WEST PALM BEACH, Fla. -- Despite the glimmer of compromise to fund the government and raise the debt ceiling that emerged from Capitol Hill on Wednesday, some South Florida residents worried about the long-term impact of the impasse.
Carlos Llerena, a West Palm Beach resident, said he was surprised to receive a letter from his bank that the annual percentage rate on some of his credit cards would rise by as much as three percent.
"I was shocked," Llerena said. "It's going to be another issue for the economy."
Kevin Maher, a community outreach director at DebtHelper.com, said some banks may have preemptively raised the interest rates of some credit cards because of the uncertainty in Washington.
"The problem with rates going up is not how fast you're going to pay the debt down, it's [that it's] actually going to increase the minimum payment," Maher said. "For people that are living on a tight, shoestring budget, if their rates go up and their payments go up they may go from just barely breaking even to being underwater on their bills."
Elsewhere, some residents were concerned about the potential impact of the impasse on their retirement.
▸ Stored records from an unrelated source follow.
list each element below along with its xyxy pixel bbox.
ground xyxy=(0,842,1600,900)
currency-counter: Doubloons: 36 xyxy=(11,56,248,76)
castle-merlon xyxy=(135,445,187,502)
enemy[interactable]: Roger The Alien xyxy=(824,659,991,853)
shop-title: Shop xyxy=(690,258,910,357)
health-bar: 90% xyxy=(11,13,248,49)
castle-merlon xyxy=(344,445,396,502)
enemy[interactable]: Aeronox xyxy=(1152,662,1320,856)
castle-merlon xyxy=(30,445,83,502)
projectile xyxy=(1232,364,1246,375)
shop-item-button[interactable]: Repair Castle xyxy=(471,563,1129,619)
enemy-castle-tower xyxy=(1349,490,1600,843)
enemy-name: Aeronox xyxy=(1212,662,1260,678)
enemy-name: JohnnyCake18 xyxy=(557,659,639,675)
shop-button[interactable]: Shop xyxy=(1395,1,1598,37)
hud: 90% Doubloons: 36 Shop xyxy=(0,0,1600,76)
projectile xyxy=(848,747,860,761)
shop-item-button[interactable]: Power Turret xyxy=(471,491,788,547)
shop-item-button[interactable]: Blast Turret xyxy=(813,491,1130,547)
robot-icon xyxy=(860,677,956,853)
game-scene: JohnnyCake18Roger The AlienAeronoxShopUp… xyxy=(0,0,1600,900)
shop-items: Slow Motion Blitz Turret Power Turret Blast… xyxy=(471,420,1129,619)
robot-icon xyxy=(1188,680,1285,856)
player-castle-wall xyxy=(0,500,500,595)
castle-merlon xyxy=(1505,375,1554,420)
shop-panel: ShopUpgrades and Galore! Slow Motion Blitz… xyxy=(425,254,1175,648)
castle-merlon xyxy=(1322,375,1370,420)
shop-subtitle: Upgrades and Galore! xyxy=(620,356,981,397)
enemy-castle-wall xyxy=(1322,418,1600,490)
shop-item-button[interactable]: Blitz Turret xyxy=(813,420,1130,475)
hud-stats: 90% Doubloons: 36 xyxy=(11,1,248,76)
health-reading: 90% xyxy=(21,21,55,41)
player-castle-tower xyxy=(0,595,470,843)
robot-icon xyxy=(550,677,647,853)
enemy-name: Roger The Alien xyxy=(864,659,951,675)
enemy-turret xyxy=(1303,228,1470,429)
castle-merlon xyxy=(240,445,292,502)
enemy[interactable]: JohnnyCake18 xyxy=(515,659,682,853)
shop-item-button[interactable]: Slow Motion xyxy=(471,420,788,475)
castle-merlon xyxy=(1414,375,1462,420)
Sue Apostolico, a Palm Beach resident, said she depended on her retirement savings account to be able to pay for her monthly expenses.
"If you have people like us that are retired that [are] just living on income we worked our whole lives for -- and, it's not getting interest down the line so our retirement will be secure -- that hurts, too," Apostolico said.
Maher said a default on the debt owed by the federal government could hurt the stock market.
"We see this and say, "End of the world again." We've ended the world a dozen times since the 1950s," Maher said. "There are still certain principles that are going to protect you. You need to be away from the volatile [stocks] if you're approaching retirement."
Even if stocks lose some of their value, Maher and other financial analysts said the stock market would eventually rebound.